The ontogeny of the behavioral effects of lysergic acid diethylamide (LSD) was examined in cats between the ages of 4 and 112 days postpartum. The kittens showed little LSD-induced behavioral change prior to 14 days of age. By the age of 21 days, however, the kittens exhibited many of the behavioral signs characteristic of LSD-induced behaviors in adult cats. These behaviors include limbflicking, abortive grooming, head-shakes, grooming, and investigatory responses. In general, these behaviors began at a low frequency of occurrence, then increased rapidly with advancing age, reaching adult values by approximately 35-40 days of age, and remained relatively constant through 112 days postpartum. The time course for the behavioral effects following an acute injection of LSD showed the adult pattern, i.e., persisting for approximately 8 hr post-injection, from their earliest appearance during ontogeny.
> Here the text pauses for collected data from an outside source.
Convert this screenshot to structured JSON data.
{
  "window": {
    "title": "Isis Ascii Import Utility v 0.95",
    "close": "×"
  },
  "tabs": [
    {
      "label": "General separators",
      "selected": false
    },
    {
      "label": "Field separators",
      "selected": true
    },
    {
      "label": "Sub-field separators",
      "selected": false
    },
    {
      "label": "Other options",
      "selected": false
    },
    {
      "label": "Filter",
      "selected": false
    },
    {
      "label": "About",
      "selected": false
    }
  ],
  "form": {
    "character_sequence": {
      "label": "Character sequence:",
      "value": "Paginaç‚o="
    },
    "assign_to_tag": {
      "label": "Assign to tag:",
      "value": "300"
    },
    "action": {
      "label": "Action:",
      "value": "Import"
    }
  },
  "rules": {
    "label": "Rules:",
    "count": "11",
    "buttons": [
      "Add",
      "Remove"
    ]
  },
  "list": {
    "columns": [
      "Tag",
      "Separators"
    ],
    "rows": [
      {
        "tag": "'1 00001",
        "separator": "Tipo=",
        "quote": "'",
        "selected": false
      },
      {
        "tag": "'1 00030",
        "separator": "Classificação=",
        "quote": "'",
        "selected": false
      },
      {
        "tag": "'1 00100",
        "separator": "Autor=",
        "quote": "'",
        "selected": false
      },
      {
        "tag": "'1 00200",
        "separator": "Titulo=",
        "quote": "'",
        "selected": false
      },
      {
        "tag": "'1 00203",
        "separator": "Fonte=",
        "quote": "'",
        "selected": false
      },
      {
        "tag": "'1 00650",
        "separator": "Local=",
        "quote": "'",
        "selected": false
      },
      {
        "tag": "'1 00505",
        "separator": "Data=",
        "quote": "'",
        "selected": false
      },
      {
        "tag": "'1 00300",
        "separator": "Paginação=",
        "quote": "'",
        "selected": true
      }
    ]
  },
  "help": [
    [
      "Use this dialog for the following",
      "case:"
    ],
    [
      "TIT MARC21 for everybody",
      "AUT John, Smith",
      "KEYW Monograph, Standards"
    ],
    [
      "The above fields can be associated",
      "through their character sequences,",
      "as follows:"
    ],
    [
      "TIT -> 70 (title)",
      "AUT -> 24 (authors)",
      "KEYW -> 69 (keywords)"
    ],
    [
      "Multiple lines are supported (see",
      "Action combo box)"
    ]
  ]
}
Young kittens (21-42 days of age) were resistant to the development of tolerance following repeated administration of the drug. LSD was capable of eliciting certain behaviors, such as head-shakes and grooming, well in advance of the age at which they normally appear spontaneously. This indicates that the neuronal and musculature substrata are developed for the performance of these behaviors long before the kitten naturally employs them.